32e Université d'été de la nouvelle économie

Comment sortir de la crise de l'État-providence?

C'est un caractère historique qu'a revêtu la 32e Université d'été de la nouvelle économie, du 21 au 24 août à Aix en Provence. En effet, comme lors de la première édition de 1978, il s'agissait de surmonter les sophismes keynésiens et l'échec inéluctable des politiques économiques interventionnistes. Aperçu non exhaustif.

Hôte d'honneur, le célèbre économiste Leszek Barcelowicz, ancien ministre polonais des finances, ancien président de la banque centrale de Pologne, docteur honoris causa de l'Université d'Aix en Provence en 1993, a rappelé que la crise est due à la politisation de l'économie, à la concentration du pouvoir, et non aux marchés, qui comme un médecin, ne font qu'établir le diagnostic.

Pascal Salin, professeur émérite à l'Université Paris-Dauphine (et membre du conseil académique de l'Institut Libéral), incrimine en particulier la manipulation des taux d'intérêt par les banques centrales: un taux faible incite à investir dans des activités risquées ou non rentables. Il souligne que l'épargne est insuffisante en raison des politiques fiscales et des retraites par répartition et que la création monétaire est inutile, la déflation naturelle permettant d'augmenter le niveau de vie.

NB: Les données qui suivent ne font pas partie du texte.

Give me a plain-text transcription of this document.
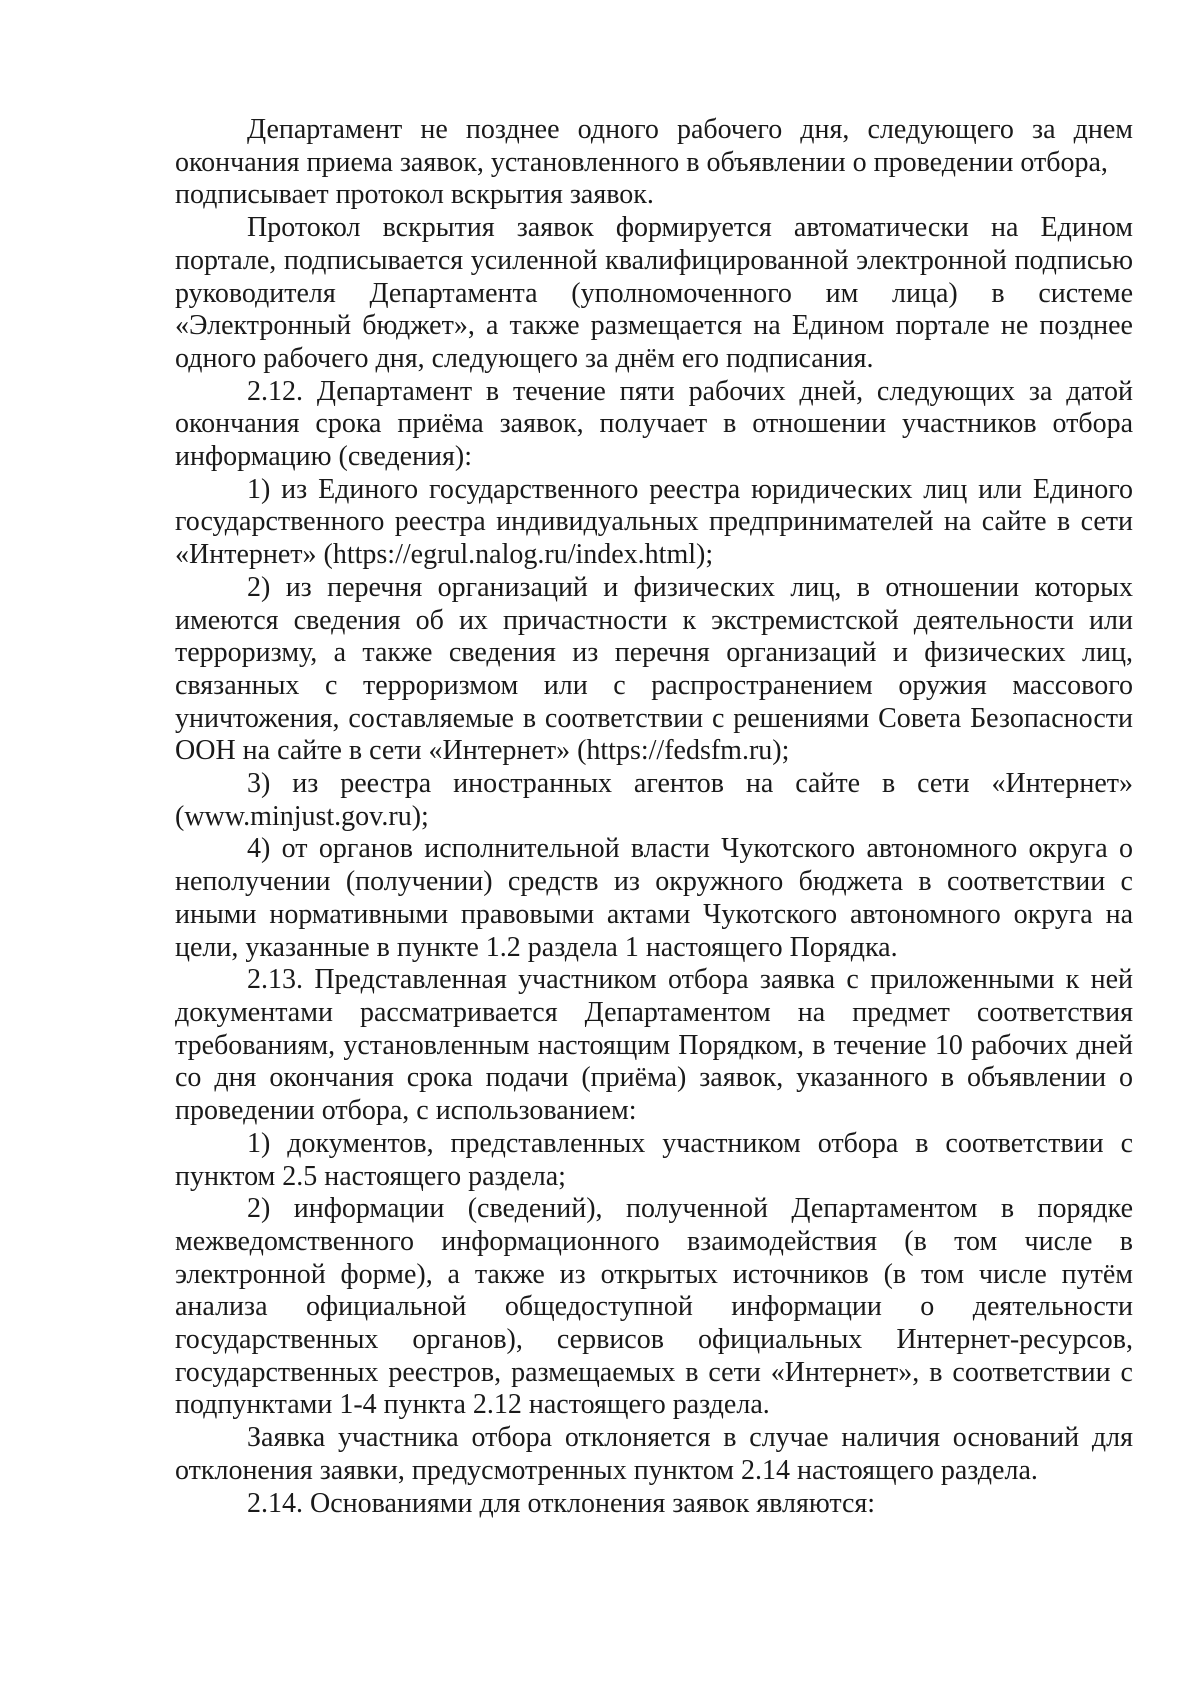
Департамент не позднее одного рабочего дня, следующего за днем окончания приема заявок, установленного в объявлении о проведении отбора,

подписывает протокол вскрытия заявок.

Протокол вскрытия заявок формируется автоматически на Едином портале, подписывается усиленной квалифицированной электронной подписью руководителя Департамента (уполномоченного им лица) в системе «Электронный бюджет», а также размещается на Едином портале не позднее одного рабочего дня, следующего за днём его подписания.

2.12. Департамент в течение пяти рабочих дней, следующих за датой окончания срока приёма заявок, получает в отношении участников отбора информацию (сведения):

1) из Единого государственного реестра юридических лиц или Единого государственного реестра индивидуальных предпринимателей на сайте в сети «Интернет» (https://egrul.nalog.ru/index.html);

2) из перечня организаций и физических лиц, в отношении которых имеются сведения об их причастности к экстремистской деятельности или терроризму, а также сведения из перечня организаций и физических лиц, связанных с терроризмом или с распространением оружия массового уничтожения, составляемые в соответствии с решениями Совета Безопасности ООН на сайте в сети «Интернет» (https://fedsfm.ru);

3) из реестра иностранных агентов на сайте в сети «Интернет» (www.minjust.gov.ru);

4) от органов исполнительной власти Чукотского автономного округа о неполучении (получении) средств из окружного бюджета в соответствии с иными нормативными правовыми актами Чукотского автономного округа на цели, указанные в пункте 1.2 раздела 1 настоящего Порядка.

2.13. Представленная участником отбора заявка с приложенными к ней документами рассматривается Департаментом на предмет соответствия требованиям, установленным настоящим Порядком, в течение 10 рабочих дней со дня окончания срока подачи (приёма) заявок, указанного в объявлении о проведении отбора, с использованием:

1) документов, представленных участником отбора в соответствии с пунктом 2.5 настоящего раздела;

2) информации (сведений), полученной Департаментом в порядке межведомственного информационного взаимодействия (в том числе в электронной форме), а также из открытых источников (в том числе путём анализа официальной общедоступной информации о деятельности государственных органов), сервисов официальных Интернет-ресурсов, государственных реестров, размещаемых в сети «Интернет», в соответствии с подпунктами 1-4 пункта 2.12 настоящего раздела.

Заявка участника отбора отклоняется в случае наличия оснований для отклонения заявки, предусмотренных пунктом 2.14 настоящего раздела.

2.14. Основаниями для отклонения заявок являются:
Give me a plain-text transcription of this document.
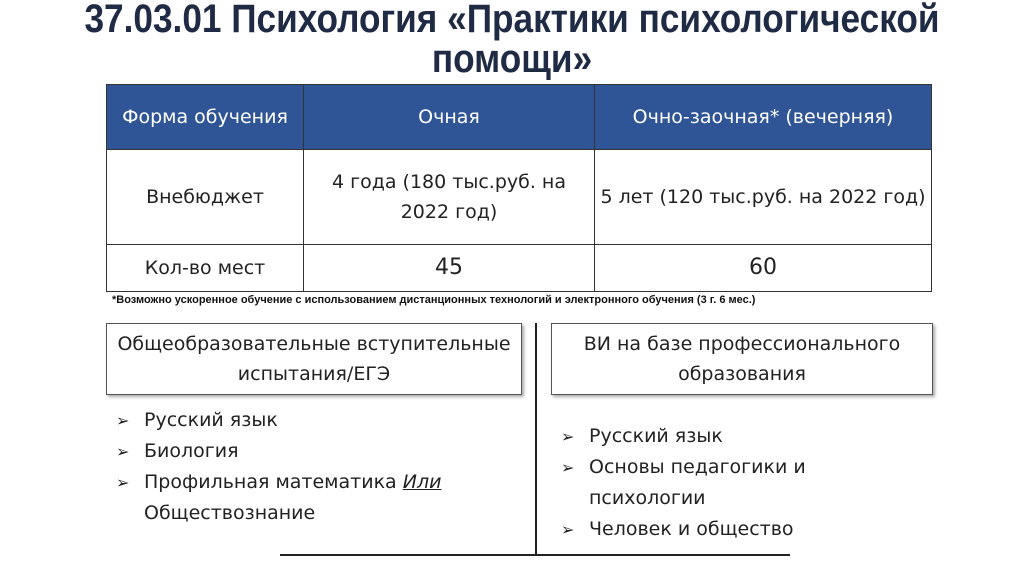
37.03.01 Психология «Практики психологической
помощи»
Форма обучения	Очная	Очно-заочная* (вечерняя)
Внебюджет	4 года (180 тыс.руб. на 2022 год)	5 лет (120 тыс.руб. на 2022 год)
Кол-во мест	45	60
*Возможно ускоренное обучение с использованием дистанционных технологий и электронного обучения (3 г. 6 мес.)
Общеобразовательные вступительные испытания/ЕГЭ
ВИ на базе профессионального образования
➢ Русский язык
➢ Биология
➢ Профильная математика Или
Обществознание
➢ Русский язык
➢ Основы педагогики и психологии
➢ Человек и общество
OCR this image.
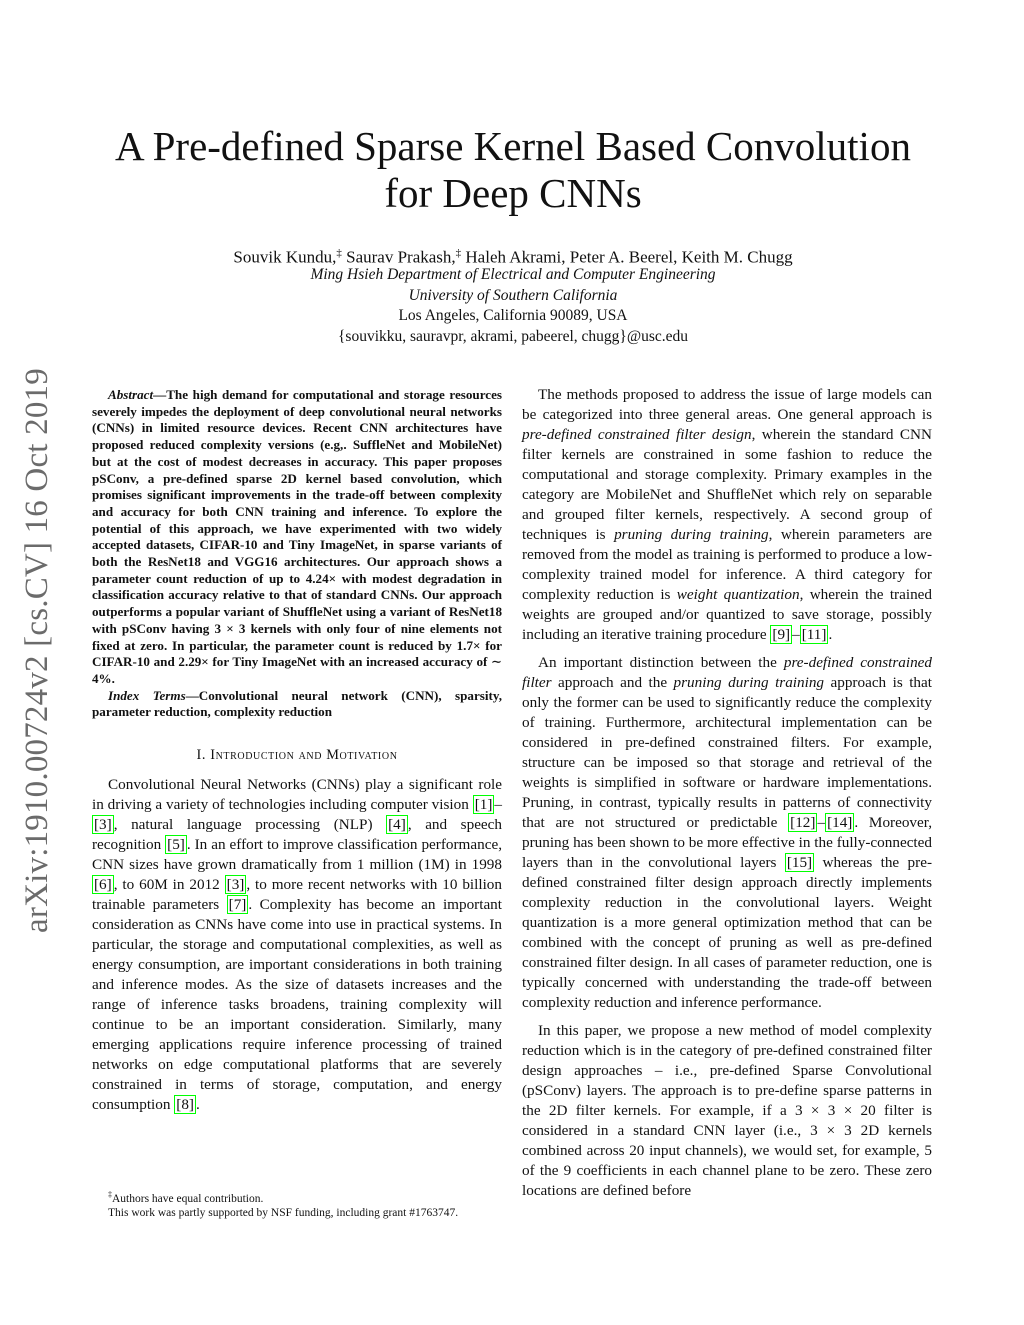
arXiv:1910.00724v2 [cs.CV] 16 Oct 2019
A Pre-defined Sparse Kernel Based Convolution
for Deep CNNs
Souvik Kundu,‡ Saurav Prakash,‡ Haleh Akrami, Peter A. Beerel, Keith M. Chugg
Ming Hsieh Department of Electrical and Computer Engineering
University of Southern California
Los Angeles, California 90089, USA
{souvikku, sauravpr, akrami, pabeerel, chugg}@usc.edu

Abstract—The high demand for computational and storage resources severely impedes the deployment of deep convolutional neural networks (CNNs) in limited resource devices. Recent CNN architectures have proposed reduced complexity versions (e.g,. SuffleNet and MobileNet) but at the cost of modest decreases in accuracy. This paper proposes pSConv, a pre-defined sparse 2D kernel based convolution, which promises significant improvements in the trade-off between complexity and accuracy for both CNN training and inference. To explore the potential of this approach, we have experimented with two widely accepted datasets, CIFAR-10 and Tiny ImageNet, in sparse variants of both the ResNet18 and VGG16 architectures. Our approach shows a parameter count reduction of up to 4.24× with modest degradation in classification accuracy relative to that of standard CNNs. Our approach outperforms a popular variant of ShuffleNet using a variant of ResNet18 with pSConv having 3 × 3 kernels with only four of nine elements not fixed at zero. In particular, the parameter count is reduced by 1.7× for CIFAR-10 and 2.29× for Tiny ImageNet with an increased accuracy of ∼ 4%.

Index Terms—Convolutional neural network (CNN), sparsity, parameter reduction, complexity reduction

I. Introduction and Motivation

Convolutional Neural Networks (CNNs) play a significant role in driving a variety of technologies including computer vision [1] –[3] , natural language processing (NLP) [4] , and speech recognition [5] . In an effort to improve classification performance, CNN sizes have grown dramatically from 1 million (1M) in 1998 [6] , to 60M in 2012 [3] , to more recent networks with 10 billion trainable parameters [7] . Complexity has become an important consideration as CNNs have come into use in practical systems. In particular, the storage and computational complexities, as well as energy consumption, are important considerations in both training and inference modes. As the size of datasets increases and the range of inference tasks broadens, training complexity will continue to be an important consideration. Similarly, many emerging applications require inference processing of trained networks on edge computational platforms that are severely constrained in terms of storage, computation, and energy consumption [8] .

‡Authors have equal contribution.
This work was partly supported by NSF funding, including grant #1763747.

The methods proposed to address the issue of large models can be categorized into three general areas. One general approach is pre-defined constrained filter design, wherein the standard CNN filter kernels are constrained in some fashion to reduce the computational and storage complexity. Primary examples in the category are MobileNet and ShufﬂeNet which rely on separable and grouped filter kernels, respectively. A second group of techniques is pruning during training, wherein parameters are removed from the model as training is performed to produce a low-complexity trained model for inference. A third category for complexity reduction is weight quantization, wherein the trained weights are grouped and/or quantized to save storage, possibly including an iterative training procedure [9] – [11] .

An important distinction between the pre-defined constrained filter approach and the pruning during training approach is that only the former can be used to significantly reduce the complexity of training. Furthermore, architectural implementation can be considered in pre-defined constrained filters. For example, structure can be imposed so that storage and retrieval of the weights is simplified in software or hardware implementations. Pruning, in contrast, typically results in patterns of connectivity that are not structured or predictable [12] – [14] . Moreover, pruning has been shown to be more effective in the fully-connected layers than in the convolutional layers [15] whereas the pre-defined constrained filter design approach directly implements complexity reduction in the convolutional layers. Weight quantization is a more general optimization method that can be combined with the concept of pruning as well as pre-defined constrained filter design. In all cases of parameter reduction, one is typically concerned with understanding the trade-off between complexity reduction and inference performance.

In this paper, we propose a new method of model complexity reduction which is in the category of pre-defined constrained filter design approaches – i.e., pre-defined Sparse Convolutional (pSConv) layers. The approach is to pre-define sparse patterns in the 2D filter kernels. For example, if a 3 × 3 × 20 filter is considered in a standard CNN layer (i.e., 3 × 3 2D kernels combined across 20 input channels), we would set, for example, 5 of the 9 coefficients in each channel plane to be zero. These zero locations are defined before
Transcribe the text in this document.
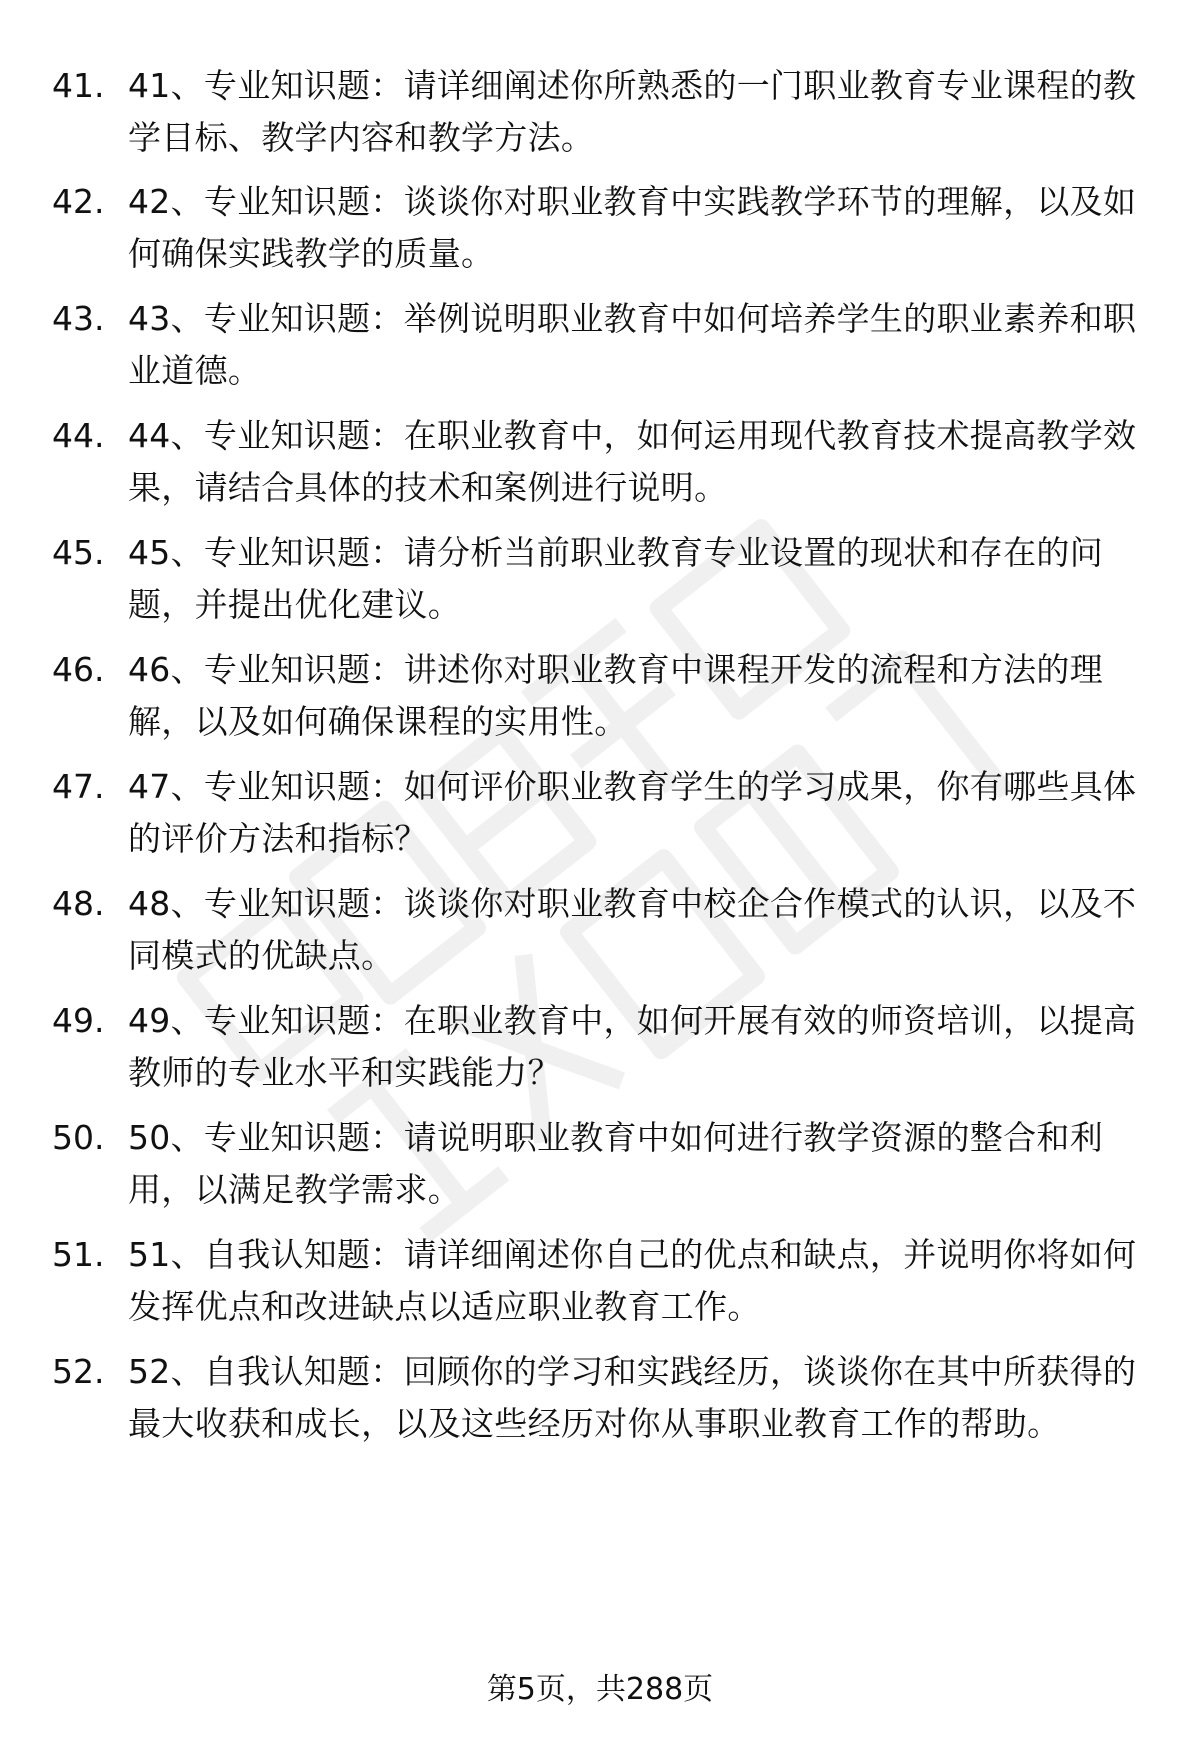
41. 41、专业知识题：请详细阐述你所熟悉的一门职业教育专业课程的教学目标、教学内容和教学方法。
42. 42、专业知识题：谈谈你对职业教育中实践教学环节的理解，以及如何确保实践教学的质量。
43. 43、专业知识题：举例说明职业教育中如何培养学生的职业素养和职业道德。
44. 44、专业知识题：在职业教育中，如何运用现代教育技术提高教学效果，请结合具体的技术和案例进行说明。
45. 45、专业知识题：请分析当前职业教育专业设置的现状和存在的问题，并提出优化建议。
46. 46、专业知识题：讲述你对职业教育中课程开发的流程和方法的理解，以及如何确保课程的实用性。
47. 47、专业知识题：如何评价职业教育学生的学习成果，你有哪些具体的评价方法和指标？
48. 48、专业知识题：谈谈你对职业教育中校企合作模式的认识，以及不同模式的优缺点。
49. 49、专业知识题：在职业教育中，如何开展有效的师资培训，以提高教师的专业水平和实践能力？
50. 50、专业知识题：请说明职业教育中如何进行教学资源的整合和利用，以满足教学需求。
51. 51、自我认知题：请详细阐述你自己的优点和缺点，并说明你将如何发挥优点和改进缺点以适应职业教育工作。
52. 52、自我认知题：回顾你的学习和实践经历，谈谈你在其中所获得的最大收获和成长，以及这些经历对你从事职业教育工作的帮助。
第5页，共288页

Victoria Curzon Price démontre quant à elle que le protectionnisme, qui gagne du terrain dans l'Union européenne, conduit au chômage et à la décroissance. Aux salaires bas des pays émergents, les pays occidentaux peuvent opposer une productivité incomparable. Ce qui les empêche d'être compétitifs ce sont leurs charges sociales et leur modèle social. Elle donne l'exemple de la taxe CO2 qui rend inapte à la concurrence mondiale les principales activités économiques, hormis celles improductives de l'Etat-providence et de l'environnementalisme.

Jean-Pierre Centi, doyen de l'Université Paul-Cézanne, rappelle que le pacte de stabilité de la zone euro se donnait pour objectifs : 3% de déficit maximum et 60% du PIB de dette publique maximum. Il s'agissait d'objectifs purement arbitraires. La règle était pourtant l'équilibre budgétaire au XIXe siècle. Cette règle a été oubliée au profit de la théorie keynésienne selon laquelle le devoir d'agir passe par la pratique du déficit budgétaire.

Lors d'une session sponsorisée par l'IREF, Les institutions helvétiques se caractérisent, souligne Victoria Curzon Price, par la décentralisation politique et la démocratie directe. Il en résulte une concurrence institutionnelle vive, un processus de découverte permanent, une limitation du pouvoir politique et des impôts raisonnables, même si les dépenses publiques sont trop élevées.

Pierre Bessard rappelle que le secret bancaire n'est pas un privilège mais une protection envers l'État et envers les tiers. De même les paradis fiscaux participent à la préservation des droits individuels et permettent un arbitrage vis-à-vis des excès budgétaires. La minimisation fiscale est un devoir moral. L'État devrait être au service des citoyens et non l'inverse.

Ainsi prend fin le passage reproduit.